Nina eski bir balerinin kızıdır. Annesi kızını aşırı otoriter ve disiplinli bir ortamda yetiştirmiştir. Kızın her şeyi belli bir akış içerisindedir. Tabi annesinin bu tavrı Nina’yı da etkilemiştir. Aşırı disiplinli, sürekli kendini kontrol altında tutmaktadır. Tabi bu kontrol ona başarı da sağlar: İyi bir balerin olmuştur. Yani sezon için yeniden sahnele koyulacak Kuğu Gölü Balesi oyununda Queen Swan rolü için de en büyük adaydır. Ancak bazı eksikleri vardır. Beyaz Queen’i oynayacak seviyede olan Nina, Siyah Queen’i oynayacak kadar, hırslı ve kötü değildir. Hocası Thomas kendisinin bu yönünü geliştirmesini söyler. Nina bu rolü kapar, ancak Siyah Qeen rolüne tam olarak girememiştir. Bunun için kendisine ödevler verir.

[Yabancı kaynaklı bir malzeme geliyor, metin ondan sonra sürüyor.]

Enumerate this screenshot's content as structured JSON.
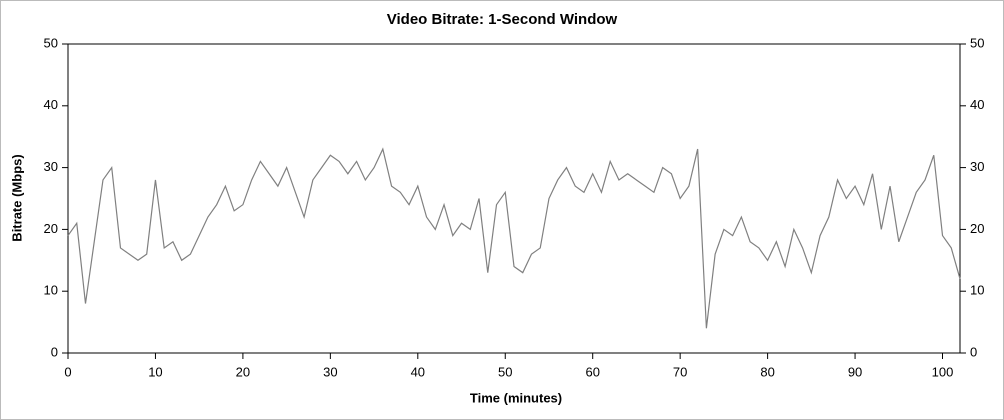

Nina’nin yerine diğer bir aday ise Nina’nın tam tersi bir kişiliğe sahip Lily’dir. Nina, Lily ile arasındaki bu kıskançlığı ve çekişmeyi yaşarken onunla yakınlaşmıştırda. Nina şizotipalkişilik bozukluğuna sahiplen üzerindeki bu büyük yük onun daha fazla ruhsal çöküntüye uğramasına sebep olur. Bu durumda onu kurtaracak bir arkadaş edinir o arkadaş ise rakibi, Lily’dir. Büyük güne yaklaştığı anda Nina, Lily sayesinde iplerini koparır ve alkol, hap ve cinsellik ile dolu bir gecede içindeki karanlığı, Siyah Queen karakterini ortaya çıkarır. Kendini rolüne o kadar kaptırmıştır ki artık neyin ne olduğunu karıştırmaya başlamıştır.

Görsellik açısından film yine bekleneni veriyor hatta Nina ve Lily karakterlerinin sevişme sahnesinde Lily nin omuzunda bulunan kanat dövmelerinin hareketlenmesi kesinlikle aklıma kazınan kareler arasında. Tabi bundan daha fazlası kamera açıları ile mevcut. Bale uzmanı sayılmam ama Portman’ın performansı etkileyici. Elbette bir balerin kendi gözü ile baktığında hatalar bulacaktır ama bence Aranofsky bu kamera hareketleri sayesinde bunları çok iyi örtbas etmiş. Özellikle Black Swan sahnesi nefes kesici.

Bilm o kadar akıcı ki sevmediğimiz baleyi bile bize sevdiriyor. Zamanın nasıl aktığını hissetmiyorsunuz bile. İlk fırsatta Kuğu Gölü Balesini izlemeyi düşünüyorum ancak bu filmdeki kadar tat verir mi şüpheliyim. Film kesinlikle izlenmesi gerekenler arasında ve kesinlikle Oscar’da ödül alması gerekli. Tüm ekibi ile birlikte. Kesinlikle sinemaya da gelince tekrar izleyeceğim, izlemeden de ölmeyin diyeceğim filmler arasında…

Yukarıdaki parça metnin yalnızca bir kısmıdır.